German company, Volkswagen, has long been the poster child for promoting employee work life balance by forcing its employees to disconnect from work. It is reported that between the hours of 6:15pm and 7:15am on weekdays, and on all weekends, email servers are disabled on employee smart phones.
Even without these new measures, French laws appear to be more geared to promoting work life balance than Australia’s existing law. In Australia, the working week is capped at 38 hours, plus reasonable overtime. However a report from 2009 found that the average working week for Australians was 44 hours, with one in five Australians working over 50 hours a week. In 2016, the Australia Institute stated that Australians were owed $110 billion in unpaid overtime every year. To date Australia’s Fair Work Ombudsman has agreed that 40 hours a week includes reasonable overtime, however they are yet to definitively define what would be considered unreasonable.
In contrast, France moved to reduce its working week from 39 to 35 hours in 2002, with some exceptions as to overtime. The reduction was not only aimed at improving employees’ quality of life, but also at increasing the number of jobs available through increased availability of job sharing roles. The drop was effective in reducing the average employee’s weekly hours of work, and has correlated with an increase in wages (Estevão & Sá, 2008). What’s more, France has sustained strong productivity growth since the change has been implemented (Hornberg, 2014).

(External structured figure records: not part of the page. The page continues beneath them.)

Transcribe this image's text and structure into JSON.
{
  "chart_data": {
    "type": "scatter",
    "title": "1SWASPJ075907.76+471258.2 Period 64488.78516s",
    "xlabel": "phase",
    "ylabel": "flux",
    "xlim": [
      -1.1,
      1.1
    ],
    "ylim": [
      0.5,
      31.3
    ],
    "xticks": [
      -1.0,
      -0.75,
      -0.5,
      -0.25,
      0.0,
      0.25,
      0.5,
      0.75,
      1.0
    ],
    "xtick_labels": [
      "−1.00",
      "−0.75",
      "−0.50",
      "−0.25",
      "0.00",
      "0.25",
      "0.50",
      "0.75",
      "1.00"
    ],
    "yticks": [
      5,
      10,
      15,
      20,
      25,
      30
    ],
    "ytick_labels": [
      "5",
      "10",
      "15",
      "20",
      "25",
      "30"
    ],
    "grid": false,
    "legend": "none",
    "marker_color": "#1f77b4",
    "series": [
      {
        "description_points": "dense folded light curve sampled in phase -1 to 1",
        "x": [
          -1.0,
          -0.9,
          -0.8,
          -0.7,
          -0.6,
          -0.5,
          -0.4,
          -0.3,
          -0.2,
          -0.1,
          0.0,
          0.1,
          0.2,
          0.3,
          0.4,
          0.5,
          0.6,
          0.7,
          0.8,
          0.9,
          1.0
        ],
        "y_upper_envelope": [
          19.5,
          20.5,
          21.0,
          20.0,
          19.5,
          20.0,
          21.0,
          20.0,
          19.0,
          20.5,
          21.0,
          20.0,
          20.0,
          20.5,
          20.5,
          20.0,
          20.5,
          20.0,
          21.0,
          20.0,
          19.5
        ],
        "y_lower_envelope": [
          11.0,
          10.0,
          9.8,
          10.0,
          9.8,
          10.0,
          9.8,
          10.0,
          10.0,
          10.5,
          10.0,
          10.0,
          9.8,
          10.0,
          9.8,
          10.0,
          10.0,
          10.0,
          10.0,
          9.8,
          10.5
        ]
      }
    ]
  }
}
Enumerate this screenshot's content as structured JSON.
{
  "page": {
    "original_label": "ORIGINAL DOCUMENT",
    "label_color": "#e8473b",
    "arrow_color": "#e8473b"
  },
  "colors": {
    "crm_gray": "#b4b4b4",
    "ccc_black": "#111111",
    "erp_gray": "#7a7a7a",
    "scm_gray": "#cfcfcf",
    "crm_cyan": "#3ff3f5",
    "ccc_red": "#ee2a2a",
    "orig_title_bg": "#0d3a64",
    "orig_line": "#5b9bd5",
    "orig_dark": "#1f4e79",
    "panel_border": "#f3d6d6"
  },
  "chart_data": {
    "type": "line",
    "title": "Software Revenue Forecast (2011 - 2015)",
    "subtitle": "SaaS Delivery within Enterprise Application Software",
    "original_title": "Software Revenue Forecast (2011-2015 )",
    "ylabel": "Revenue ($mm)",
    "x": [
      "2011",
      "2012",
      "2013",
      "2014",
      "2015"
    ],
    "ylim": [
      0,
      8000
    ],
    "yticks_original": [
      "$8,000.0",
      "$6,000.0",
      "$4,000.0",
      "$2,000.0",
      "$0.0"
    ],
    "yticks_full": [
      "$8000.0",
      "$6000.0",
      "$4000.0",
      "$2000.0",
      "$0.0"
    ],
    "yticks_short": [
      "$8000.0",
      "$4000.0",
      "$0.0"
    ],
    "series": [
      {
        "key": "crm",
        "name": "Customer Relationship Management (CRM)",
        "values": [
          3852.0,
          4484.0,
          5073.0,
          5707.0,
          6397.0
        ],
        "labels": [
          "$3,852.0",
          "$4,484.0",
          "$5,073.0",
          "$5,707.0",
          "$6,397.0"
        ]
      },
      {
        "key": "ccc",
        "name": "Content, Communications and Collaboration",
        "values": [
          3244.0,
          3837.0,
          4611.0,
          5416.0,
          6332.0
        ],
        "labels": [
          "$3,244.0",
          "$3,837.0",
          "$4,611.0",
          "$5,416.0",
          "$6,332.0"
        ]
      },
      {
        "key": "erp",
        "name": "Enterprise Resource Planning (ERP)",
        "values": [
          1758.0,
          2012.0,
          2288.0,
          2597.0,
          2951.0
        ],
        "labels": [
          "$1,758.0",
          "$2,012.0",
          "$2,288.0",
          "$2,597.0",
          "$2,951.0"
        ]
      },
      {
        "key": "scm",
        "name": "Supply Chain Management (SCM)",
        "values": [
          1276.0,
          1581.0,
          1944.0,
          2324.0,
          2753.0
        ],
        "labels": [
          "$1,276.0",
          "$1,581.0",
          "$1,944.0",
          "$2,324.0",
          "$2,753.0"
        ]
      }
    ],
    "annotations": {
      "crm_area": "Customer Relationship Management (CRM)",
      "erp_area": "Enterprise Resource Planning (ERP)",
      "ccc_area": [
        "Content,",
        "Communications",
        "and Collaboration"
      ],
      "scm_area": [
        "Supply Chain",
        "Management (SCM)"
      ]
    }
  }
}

3 – French ideals could work.
Not all employees are happy with the seemingly employee-friendly French approach. A study conducted in 2008 found that men, particularly in high paying managerial roles, tended to be dissatisfied with shorter working hours, while the higher pay that women received, the higher their satisfaction with reduced hours was (Estevão & Sá, 2008). Dissatisfaction with shorter hours was thought to be linked with the administrative burden associated with fewer hours, and perceived drops to quality of work.
As the law in France regarding employees’ ‘right to switch off’ has only been in place for 33 days, its impact on employee wellbeing and productivity remains to be seen. Unlike the 35-hour work-week, employees are provided with the opportunity to negotiate smart phone use outside of work. This may alleviate stress for workers who are sceptical of the effect such law might have on their quality of work, or those who value access to a flexible work schedule.
In the meantime, Australians continue to face with long overtime hours, work burn out, and increasing stress-related absences. In light of this, it may be time that we took a page out of France’s book and had a break.